In short, the Home Office changed its definition of “torture” in September 2016 to exclude acts of torture committed by non-state actors. This meant that individuals who had been tortured by a non-state group, such as rebel soldiers, paramilitaries or people traffickers, could in future be detained by the Home Office. The judicial review case was brought by several such individuals who would previously not have been detained, but were under the new policy.

This new approach was consistent with the definition of torture in the UN Convention Against Torture (UNCAT). But it was narrower than other international definitions of torture, such as in the European Convention on Human Rights. More to the point, the new policy ignored the fact that the impact of torture on the victim is the same no matter who perpetrates it, and any victim of torture in the wider sense needs special treatment and protection.

The narrower definition of torture used in official guidance and Home Office policies was found unlawful in a claim brought by these seven individual detainees and the charity Medical Justice.

Mr Justice Ouseley, giving judgment today, said that using the UNCAT definition “would require medical practitioners to reach conclusions on political issues which they cannot rationally be asked to reach”.

His 50-page ruling concluded that:

Aspects of the [Adults at Risk in Immigration Detention statutory guidance] in relation to the definition of “torture” are unlawful: the correct interpretation of “torture” in R35 [of the Detention Centre Rules] was ignored; the list of indicators was exclusive; this conflicted with the purpose of s59 [of the Immigration Act 2016], and lacked a rational or evidence base. The UNCAT definition of “torture” intended for use in the AARSG and R35 would require medical practitioners to reach conclusions on political issues which they cannot rationally be asked to reach. All this meant that E[quality] A[ct 2010] issues were not considered on the proper basis.

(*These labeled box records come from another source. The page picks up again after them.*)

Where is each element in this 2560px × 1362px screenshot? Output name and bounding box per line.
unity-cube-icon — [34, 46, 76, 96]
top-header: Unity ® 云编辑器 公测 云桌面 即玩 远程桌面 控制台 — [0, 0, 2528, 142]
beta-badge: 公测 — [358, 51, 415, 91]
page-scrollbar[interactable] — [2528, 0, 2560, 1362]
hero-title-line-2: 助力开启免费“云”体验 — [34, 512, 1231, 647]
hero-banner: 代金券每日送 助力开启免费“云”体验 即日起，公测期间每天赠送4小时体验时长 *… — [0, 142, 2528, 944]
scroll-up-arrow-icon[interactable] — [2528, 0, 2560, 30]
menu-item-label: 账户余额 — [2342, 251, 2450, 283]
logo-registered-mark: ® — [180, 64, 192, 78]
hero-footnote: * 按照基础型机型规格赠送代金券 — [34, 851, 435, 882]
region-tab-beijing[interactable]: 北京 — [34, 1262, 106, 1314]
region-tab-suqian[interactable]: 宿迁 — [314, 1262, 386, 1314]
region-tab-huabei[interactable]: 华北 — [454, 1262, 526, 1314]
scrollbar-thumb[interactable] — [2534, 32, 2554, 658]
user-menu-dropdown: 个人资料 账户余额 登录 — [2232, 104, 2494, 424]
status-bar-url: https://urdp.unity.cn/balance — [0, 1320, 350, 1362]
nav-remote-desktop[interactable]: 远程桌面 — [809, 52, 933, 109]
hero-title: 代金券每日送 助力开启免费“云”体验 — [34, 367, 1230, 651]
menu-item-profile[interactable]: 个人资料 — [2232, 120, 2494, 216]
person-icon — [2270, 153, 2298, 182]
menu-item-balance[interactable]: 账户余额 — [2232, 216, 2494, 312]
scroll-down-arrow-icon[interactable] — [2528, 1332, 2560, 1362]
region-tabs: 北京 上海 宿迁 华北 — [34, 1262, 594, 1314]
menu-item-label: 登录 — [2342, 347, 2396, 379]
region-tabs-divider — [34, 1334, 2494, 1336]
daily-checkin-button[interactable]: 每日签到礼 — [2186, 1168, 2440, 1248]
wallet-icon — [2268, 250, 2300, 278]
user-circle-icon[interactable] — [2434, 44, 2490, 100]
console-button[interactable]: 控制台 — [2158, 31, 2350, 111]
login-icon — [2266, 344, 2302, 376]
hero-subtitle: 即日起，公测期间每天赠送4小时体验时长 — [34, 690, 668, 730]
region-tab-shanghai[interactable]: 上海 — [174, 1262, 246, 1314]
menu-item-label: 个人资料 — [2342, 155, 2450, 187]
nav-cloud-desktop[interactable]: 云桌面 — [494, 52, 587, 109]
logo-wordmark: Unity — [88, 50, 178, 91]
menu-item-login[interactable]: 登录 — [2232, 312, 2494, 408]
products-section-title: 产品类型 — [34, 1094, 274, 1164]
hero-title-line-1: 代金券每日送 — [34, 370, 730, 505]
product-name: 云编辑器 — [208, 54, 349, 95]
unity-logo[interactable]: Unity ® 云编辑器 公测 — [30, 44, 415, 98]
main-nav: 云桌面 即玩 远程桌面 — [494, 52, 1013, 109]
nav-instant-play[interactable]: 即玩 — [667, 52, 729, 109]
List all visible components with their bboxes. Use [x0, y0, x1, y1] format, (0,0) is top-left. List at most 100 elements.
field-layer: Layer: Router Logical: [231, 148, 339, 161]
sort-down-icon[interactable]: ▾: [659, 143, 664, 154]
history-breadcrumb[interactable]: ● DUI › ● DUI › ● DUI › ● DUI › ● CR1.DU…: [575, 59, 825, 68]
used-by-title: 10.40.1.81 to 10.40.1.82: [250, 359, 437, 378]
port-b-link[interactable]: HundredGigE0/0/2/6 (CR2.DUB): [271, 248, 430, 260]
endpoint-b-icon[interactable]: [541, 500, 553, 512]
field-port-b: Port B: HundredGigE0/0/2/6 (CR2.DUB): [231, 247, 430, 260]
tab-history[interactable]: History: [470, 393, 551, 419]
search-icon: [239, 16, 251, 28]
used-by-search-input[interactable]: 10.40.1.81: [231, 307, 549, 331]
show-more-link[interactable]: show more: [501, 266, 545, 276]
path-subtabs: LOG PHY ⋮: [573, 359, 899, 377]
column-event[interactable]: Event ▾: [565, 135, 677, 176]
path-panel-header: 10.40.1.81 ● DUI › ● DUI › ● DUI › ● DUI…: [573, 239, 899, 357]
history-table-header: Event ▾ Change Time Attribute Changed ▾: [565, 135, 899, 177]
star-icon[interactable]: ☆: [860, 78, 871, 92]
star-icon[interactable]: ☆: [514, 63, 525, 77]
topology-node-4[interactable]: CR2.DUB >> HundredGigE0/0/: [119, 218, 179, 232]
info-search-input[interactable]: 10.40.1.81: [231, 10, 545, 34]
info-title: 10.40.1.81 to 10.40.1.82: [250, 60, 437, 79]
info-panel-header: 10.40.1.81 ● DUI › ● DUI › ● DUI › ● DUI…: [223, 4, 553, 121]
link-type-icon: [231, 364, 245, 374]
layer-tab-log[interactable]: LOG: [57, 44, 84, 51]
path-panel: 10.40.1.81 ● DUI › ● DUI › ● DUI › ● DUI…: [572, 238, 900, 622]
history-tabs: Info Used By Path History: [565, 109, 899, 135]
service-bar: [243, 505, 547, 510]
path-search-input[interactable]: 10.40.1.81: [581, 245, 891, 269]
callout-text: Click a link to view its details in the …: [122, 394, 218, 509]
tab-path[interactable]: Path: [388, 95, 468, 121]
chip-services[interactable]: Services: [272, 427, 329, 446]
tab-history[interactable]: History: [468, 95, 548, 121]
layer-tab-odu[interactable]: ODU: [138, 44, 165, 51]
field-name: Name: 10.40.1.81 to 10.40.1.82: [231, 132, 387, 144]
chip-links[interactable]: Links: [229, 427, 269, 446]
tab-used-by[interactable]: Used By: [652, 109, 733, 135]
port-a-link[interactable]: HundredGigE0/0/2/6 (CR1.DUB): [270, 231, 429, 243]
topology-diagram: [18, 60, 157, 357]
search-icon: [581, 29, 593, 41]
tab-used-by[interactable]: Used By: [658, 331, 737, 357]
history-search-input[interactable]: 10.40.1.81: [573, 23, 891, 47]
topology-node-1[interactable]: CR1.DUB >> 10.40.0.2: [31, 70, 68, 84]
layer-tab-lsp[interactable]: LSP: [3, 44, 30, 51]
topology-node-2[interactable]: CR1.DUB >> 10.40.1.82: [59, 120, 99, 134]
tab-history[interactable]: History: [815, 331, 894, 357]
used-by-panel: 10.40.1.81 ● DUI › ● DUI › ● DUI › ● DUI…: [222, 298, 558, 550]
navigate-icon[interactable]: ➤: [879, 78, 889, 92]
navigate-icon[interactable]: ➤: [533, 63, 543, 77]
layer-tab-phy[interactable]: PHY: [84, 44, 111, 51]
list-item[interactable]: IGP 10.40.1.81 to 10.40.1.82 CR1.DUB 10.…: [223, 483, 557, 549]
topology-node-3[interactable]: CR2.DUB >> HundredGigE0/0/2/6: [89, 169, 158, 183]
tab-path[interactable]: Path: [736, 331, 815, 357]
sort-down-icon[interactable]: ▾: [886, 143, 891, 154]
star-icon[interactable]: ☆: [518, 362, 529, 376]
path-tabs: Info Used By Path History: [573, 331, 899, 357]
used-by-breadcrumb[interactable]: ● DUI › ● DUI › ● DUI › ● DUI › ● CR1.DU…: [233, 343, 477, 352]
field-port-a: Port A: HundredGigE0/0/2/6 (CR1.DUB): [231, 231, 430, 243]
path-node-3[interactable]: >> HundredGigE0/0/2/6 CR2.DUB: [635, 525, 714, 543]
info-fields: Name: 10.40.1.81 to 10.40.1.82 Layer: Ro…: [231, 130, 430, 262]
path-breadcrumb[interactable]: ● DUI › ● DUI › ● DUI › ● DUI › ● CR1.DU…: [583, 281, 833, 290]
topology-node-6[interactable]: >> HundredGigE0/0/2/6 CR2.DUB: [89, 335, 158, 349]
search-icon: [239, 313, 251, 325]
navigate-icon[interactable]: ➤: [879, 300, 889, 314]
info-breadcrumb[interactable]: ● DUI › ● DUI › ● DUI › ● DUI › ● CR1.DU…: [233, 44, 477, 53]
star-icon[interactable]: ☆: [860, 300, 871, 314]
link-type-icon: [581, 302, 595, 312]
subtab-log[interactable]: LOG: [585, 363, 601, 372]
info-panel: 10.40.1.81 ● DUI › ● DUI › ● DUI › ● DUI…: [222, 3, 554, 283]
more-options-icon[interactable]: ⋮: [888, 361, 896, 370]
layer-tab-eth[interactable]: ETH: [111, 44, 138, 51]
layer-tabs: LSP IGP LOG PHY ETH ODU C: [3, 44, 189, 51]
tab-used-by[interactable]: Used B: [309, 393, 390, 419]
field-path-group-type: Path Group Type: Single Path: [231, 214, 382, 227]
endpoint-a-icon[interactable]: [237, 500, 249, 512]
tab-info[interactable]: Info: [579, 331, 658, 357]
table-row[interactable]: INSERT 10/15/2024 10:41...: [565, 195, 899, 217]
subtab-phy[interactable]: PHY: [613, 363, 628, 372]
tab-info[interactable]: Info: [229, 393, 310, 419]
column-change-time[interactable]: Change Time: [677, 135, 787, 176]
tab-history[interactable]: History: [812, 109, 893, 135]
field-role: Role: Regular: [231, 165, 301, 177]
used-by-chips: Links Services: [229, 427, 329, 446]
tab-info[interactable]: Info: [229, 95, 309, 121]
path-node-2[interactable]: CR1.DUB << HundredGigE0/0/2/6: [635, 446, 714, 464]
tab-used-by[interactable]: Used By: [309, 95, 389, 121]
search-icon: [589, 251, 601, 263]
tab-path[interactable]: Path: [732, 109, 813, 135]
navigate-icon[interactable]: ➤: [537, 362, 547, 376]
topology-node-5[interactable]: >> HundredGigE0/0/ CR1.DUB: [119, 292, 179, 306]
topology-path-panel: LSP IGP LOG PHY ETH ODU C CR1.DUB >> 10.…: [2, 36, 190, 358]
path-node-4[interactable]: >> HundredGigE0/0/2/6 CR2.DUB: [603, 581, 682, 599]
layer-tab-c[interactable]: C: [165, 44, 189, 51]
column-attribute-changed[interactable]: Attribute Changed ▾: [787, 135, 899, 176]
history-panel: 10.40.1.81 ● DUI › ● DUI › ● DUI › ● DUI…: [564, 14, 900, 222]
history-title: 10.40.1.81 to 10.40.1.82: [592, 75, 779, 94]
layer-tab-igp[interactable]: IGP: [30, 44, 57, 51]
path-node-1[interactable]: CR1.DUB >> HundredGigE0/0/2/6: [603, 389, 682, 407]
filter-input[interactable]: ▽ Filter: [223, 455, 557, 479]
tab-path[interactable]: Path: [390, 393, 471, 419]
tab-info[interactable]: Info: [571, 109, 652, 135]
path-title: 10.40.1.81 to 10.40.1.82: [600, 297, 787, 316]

Medical Justice and two individual detainee claimants were represented by Bhatt Murphy, and by Shu Shin Luh and Stephanie Harrison QC of Garden Court Chambers. Duncan Lewis, with Chris Buttler and Ayesha Christie of Matrix Chambers, represented five other linked detainee claimants.

The charity says that:

Narrowing the definition of torture by the Home Office demonstrates its sheer contempt for vulnerable detainees whose lives it is responsible for. The Home Office should have welcomed our evidence of the policy’s harm suffered by torture victims, not dismissed it.

There is ample justification for immediately releasing all detained adults at risk so they can access the care and support they need in the community. We believe that The Home Office’s denials of systemic healthcare failings for over a decade has enabled mistreatment of detainees and that its inability to stop abuse means that the only solution is to close immigration removal centres.

The successful claimants included a 20-year-old Vietnamese victim of trafficking and a 21-year-old Afghan kidnapped and recruited by the Taliban at the age of five. 

The Home Office says that it will not appeal, according to the BBC. It told us that “the court did not find against the adults at risk policy as a whole”, and pointed out that the UNCAT definition has not been used since 6 December, following the decision to grant interim relief.